Tip to Too Sense A New York Times article, today, reports that Justice Antonin Scalia, in assessing the U.S. criminal justice system, is satisfied knowing that innocent people are convicted. Scalia writes, "one cannot have a system of criminal punishment without accepting the possibility that someone will be punished mistakenly. That is a truism, not a revelation.” NYT writer, Adam Liptak, reports that Scalia figures "the rate at which innocent people are convicted of felonies is, he said, less than three-hundredths of 1 percent — .027 percent, to be exact." Samuel R. Gross, a law professor at the University of Michigan, questions these numbers:
In this year’s Annual Review of Law and Social Science, “we could estimate the proportion of baseball players who’ve used steroids by dividing the number of major league players who’ve been caught by the total of all baseball players at all levels: major league, minor league, semipro, college and Little League — and maybe throwing in football and basketball players as well.”

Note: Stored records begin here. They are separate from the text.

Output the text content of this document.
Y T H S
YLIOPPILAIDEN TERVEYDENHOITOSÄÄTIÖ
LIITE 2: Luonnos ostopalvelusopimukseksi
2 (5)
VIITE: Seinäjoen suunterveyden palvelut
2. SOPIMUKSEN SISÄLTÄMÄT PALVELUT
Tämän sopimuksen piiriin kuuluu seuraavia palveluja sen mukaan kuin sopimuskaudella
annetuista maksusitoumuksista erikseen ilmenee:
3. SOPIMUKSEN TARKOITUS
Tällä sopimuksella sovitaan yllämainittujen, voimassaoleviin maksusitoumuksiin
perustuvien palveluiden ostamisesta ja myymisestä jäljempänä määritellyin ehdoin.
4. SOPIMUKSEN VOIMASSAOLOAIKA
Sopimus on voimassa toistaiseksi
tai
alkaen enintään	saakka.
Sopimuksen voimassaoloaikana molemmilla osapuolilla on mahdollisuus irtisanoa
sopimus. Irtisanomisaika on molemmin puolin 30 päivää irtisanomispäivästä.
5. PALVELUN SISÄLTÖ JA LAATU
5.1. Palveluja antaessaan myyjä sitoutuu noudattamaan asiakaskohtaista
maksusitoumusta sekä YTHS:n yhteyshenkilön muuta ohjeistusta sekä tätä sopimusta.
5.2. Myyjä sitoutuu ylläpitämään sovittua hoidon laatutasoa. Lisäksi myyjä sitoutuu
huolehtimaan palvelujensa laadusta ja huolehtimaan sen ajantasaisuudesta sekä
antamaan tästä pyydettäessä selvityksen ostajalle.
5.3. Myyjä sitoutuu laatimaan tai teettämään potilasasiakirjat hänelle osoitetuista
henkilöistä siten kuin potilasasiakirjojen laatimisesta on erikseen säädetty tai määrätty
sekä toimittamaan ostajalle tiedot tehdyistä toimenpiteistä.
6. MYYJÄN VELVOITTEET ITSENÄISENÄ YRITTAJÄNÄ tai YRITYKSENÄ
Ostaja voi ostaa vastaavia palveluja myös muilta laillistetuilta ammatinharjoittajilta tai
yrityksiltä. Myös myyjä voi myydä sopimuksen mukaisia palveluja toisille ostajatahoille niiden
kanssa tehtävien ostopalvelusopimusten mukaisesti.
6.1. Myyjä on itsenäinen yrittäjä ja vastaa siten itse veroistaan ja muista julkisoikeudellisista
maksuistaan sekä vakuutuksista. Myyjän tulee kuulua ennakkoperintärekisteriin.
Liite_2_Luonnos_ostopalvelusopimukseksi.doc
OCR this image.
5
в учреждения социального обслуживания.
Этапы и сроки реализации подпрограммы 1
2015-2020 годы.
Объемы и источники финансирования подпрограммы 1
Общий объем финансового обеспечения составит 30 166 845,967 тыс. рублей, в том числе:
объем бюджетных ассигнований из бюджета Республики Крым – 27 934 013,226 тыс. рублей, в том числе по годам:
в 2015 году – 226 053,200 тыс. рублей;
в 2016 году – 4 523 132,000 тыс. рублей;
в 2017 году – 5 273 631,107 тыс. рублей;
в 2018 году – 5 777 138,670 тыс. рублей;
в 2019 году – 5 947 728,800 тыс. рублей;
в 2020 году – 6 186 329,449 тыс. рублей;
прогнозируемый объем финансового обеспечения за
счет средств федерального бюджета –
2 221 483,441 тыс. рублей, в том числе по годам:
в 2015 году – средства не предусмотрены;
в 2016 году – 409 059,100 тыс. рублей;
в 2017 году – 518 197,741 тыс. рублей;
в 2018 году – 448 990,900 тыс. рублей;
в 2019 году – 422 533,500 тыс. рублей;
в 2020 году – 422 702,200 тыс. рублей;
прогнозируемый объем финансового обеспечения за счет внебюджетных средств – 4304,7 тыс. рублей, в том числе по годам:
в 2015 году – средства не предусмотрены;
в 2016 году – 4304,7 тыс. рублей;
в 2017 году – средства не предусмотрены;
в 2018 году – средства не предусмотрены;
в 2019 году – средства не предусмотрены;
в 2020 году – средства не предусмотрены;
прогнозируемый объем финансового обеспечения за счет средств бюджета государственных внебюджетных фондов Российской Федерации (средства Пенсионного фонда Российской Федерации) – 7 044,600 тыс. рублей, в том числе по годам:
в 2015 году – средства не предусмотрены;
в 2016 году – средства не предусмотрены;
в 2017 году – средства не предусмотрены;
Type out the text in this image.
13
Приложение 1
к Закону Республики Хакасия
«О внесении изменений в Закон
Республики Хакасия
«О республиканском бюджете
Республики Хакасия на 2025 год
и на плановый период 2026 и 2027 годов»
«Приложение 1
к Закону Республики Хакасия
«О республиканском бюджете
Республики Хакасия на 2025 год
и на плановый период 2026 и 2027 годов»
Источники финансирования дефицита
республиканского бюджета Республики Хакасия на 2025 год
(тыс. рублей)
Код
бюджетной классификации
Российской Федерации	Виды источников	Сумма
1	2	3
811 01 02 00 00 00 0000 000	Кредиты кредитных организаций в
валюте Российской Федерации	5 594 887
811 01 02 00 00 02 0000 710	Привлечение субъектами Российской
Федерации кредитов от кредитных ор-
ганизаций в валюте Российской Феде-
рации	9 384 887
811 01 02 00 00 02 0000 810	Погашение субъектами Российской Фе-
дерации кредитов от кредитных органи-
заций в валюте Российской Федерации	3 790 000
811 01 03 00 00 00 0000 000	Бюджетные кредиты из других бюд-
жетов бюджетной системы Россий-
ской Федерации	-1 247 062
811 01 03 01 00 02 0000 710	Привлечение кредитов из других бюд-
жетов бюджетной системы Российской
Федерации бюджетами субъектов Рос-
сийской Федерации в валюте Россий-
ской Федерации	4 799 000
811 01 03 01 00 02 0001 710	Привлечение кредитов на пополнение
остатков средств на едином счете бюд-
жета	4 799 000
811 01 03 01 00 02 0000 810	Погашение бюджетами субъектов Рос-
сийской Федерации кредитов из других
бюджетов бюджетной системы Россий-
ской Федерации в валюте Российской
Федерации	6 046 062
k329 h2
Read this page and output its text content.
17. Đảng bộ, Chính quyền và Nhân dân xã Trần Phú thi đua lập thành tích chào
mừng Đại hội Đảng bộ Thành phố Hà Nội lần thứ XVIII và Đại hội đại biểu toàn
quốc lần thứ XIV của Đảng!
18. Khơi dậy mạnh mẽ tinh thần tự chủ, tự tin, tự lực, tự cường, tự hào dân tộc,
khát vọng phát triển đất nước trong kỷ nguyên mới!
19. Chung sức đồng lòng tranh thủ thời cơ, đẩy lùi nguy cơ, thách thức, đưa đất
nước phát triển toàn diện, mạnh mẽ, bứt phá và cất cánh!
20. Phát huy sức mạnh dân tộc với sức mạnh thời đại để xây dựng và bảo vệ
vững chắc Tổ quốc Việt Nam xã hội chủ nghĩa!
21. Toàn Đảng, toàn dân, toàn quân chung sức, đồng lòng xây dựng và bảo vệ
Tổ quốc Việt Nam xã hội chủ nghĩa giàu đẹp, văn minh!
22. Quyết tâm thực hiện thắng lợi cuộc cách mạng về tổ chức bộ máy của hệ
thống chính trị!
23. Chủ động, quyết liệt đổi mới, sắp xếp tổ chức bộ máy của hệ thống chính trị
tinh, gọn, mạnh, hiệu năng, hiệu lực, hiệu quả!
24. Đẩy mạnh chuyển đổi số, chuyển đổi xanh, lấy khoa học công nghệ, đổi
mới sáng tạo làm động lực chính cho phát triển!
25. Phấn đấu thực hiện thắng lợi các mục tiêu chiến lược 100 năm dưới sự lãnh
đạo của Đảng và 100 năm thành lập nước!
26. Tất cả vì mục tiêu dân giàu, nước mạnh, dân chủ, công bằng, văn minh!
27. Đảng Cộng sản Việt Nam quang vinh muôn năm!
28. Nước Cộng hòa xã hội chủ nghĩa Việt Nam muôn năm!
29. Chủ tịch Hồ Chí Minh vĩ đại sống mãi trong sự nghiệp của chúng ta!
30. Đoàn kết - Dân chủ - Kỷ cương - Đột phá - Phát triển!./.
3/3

While Scalia relies solely on the system to reverse its errors and free the wrongly convicted, it is clear that Black men continue to bear the brunt of Scalia’s misguided faith.
Black men are more likely to be falsely convicted of rape than are white men, particularly if the victim is white. Juveniles are more likely to confess falsely to murder. Exonerated defendants are less likely to have serious criminal records. People who maintain their innocence are more likely to be innocent. The longer it takes to solve a crime, the more likely the defendant is not guilty.